With the approach of another bank holiday weekend my mind goes back to my childhood when the bank holiday meant the funfair was due to visit the town. As soon as us kids got wind of the arrival of the fair we would race off to the site which mostly was our local municipal park, to lend a helping hand to be rewarded with a couple of free ride tickets on opening day.
The fair would often consist of a few traditional fair ground rides, such as the Waltzers, Speedway, Dodgems, Helter Skelter and the Whip ride plus a selection of children’s rides. Bigger fairs had a big wheel and Dive bomber ride, if you were lucky there would even be a fairground organ and Cakewalk ride. A cakewalk ride was a moving platform that you had to walk along usually along to the music of the fairground organ like the one in the musical ‘Grease’ when Olivia Newton John is singing to John Travolta ‘you’re the one that I want’.
Besides the rides there were a number of games and side stalls to test your skills, such as hook a duck, roll a penny, throw the hoops, rifle range and coconut sty and if you got hungry there were also the usual foods stalls like Candy Floss, hot dogs and toffee apples to enjoy.
The magic of the fairs coming to town was not just about the thrills provided by the rides, it was a place where the whole town could go and have fun, it was a combination of the lights, sounds and the bright colours of the fairground art that thrilled us kids. The Funfair was an introduction to me to the sound of Rock and Roll, the thumping beat of a Jerry Lee Lewis song or a tune by Johnny and The Hurricanes even to this day conjures up memories of times spent soaking up the atmosphere of our local fair. On a Saturday night the would stop the dodgems whilst they ran dance competitions that the teenagers entered, I remember entering one of these that involved the latest dance craze of the day the ‘Twist’. We all left at the end of the night with a gold fish in a plastic bag won on the hook a duck stall and I bet that in many of the houses in the fifties you would find a plaster cast model of a dog or cat won at the fair, usually with an ear or nose broken off.

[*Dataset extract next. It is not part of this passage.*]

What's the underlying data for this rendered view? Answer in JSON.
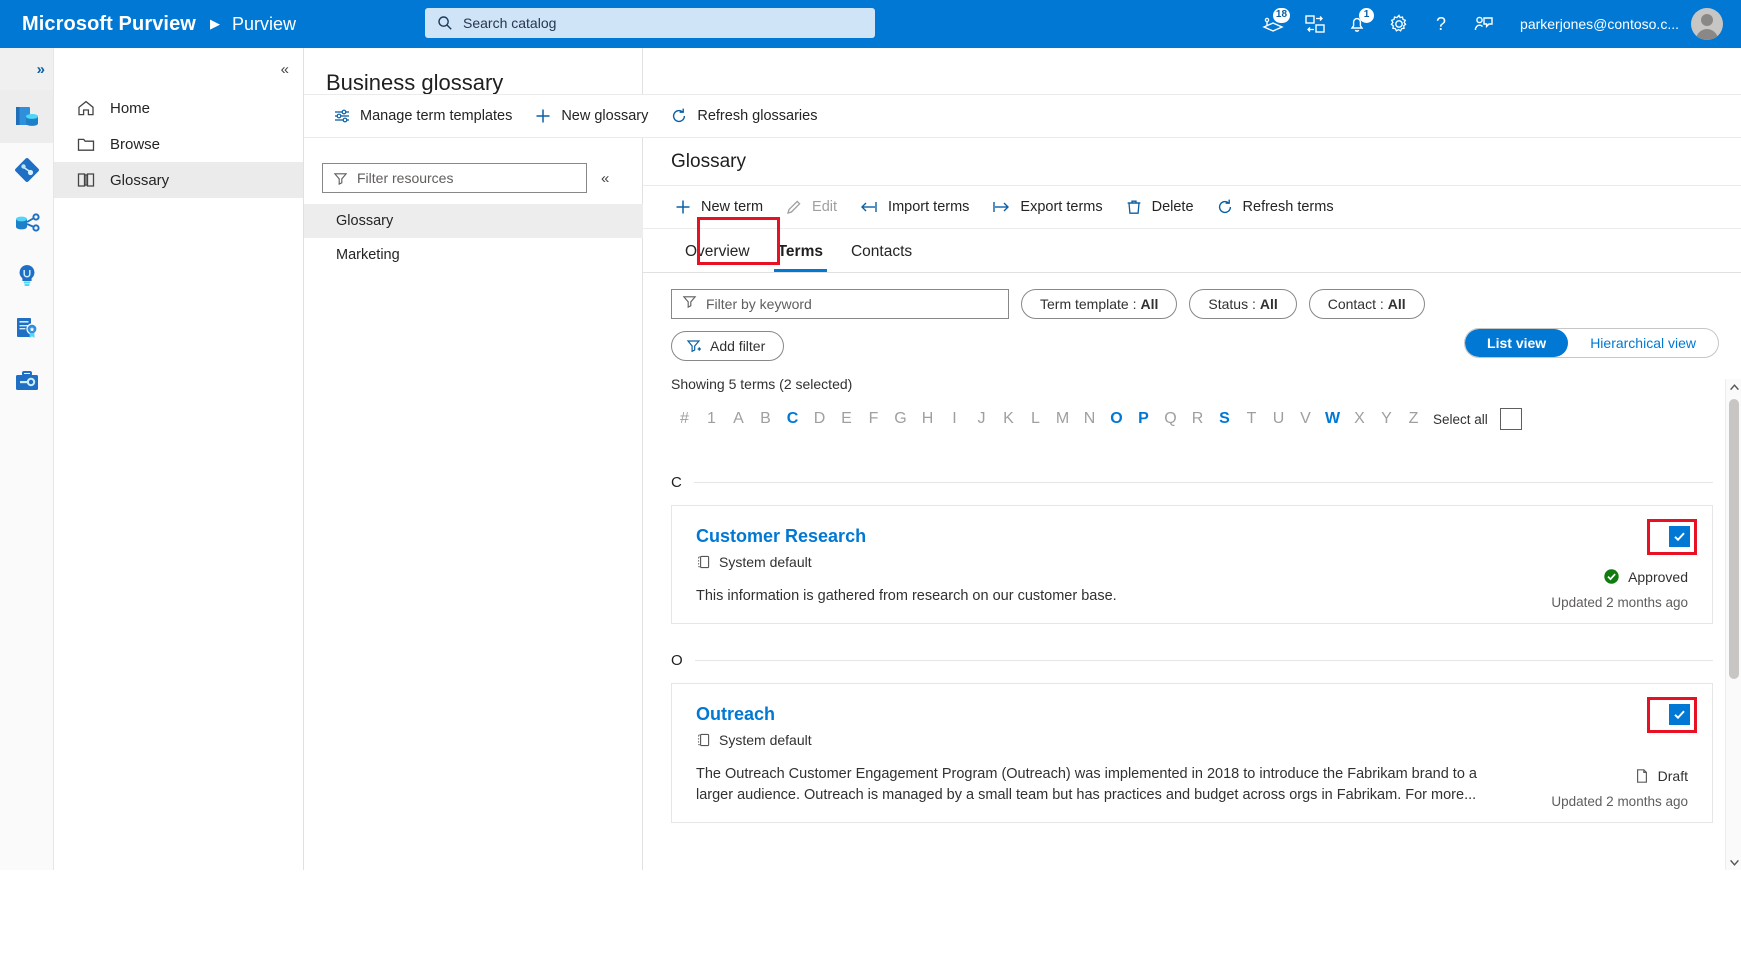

At the end of the summer these travelling fairs would all gather together for one or two annual large scale fairs, in our area there were two such gatherings, one of which was on the streets of Ilkeston and the other was the famous Goose Fair of Nottingham.
At these events besides the usual rides there would be side shows, such as the mouse town and the illusions that were the woman with no head or just half a body. http://www.thisishullandeastriding.co.uk/news/fun-fair/article-2506214-detail/article.html. My Favourite was the boxing/wresting booth where anyone could take on the king of the wring and if you could last 3 rounds in the ring with the champions you won a few pounds. Another common site during those days was the 'Wall of Death' show where we would stand at the top of a cylinder shaped tower and watch people riding around inside on motercycles and us marvelling how they never fell off.
I’m very fortunate living in Skegness that I can visit the funfair whenever I want to during the summer months and although I no longer have the energy to enjoy the thrill of the rides I still find the sounds and sights of the fair magical.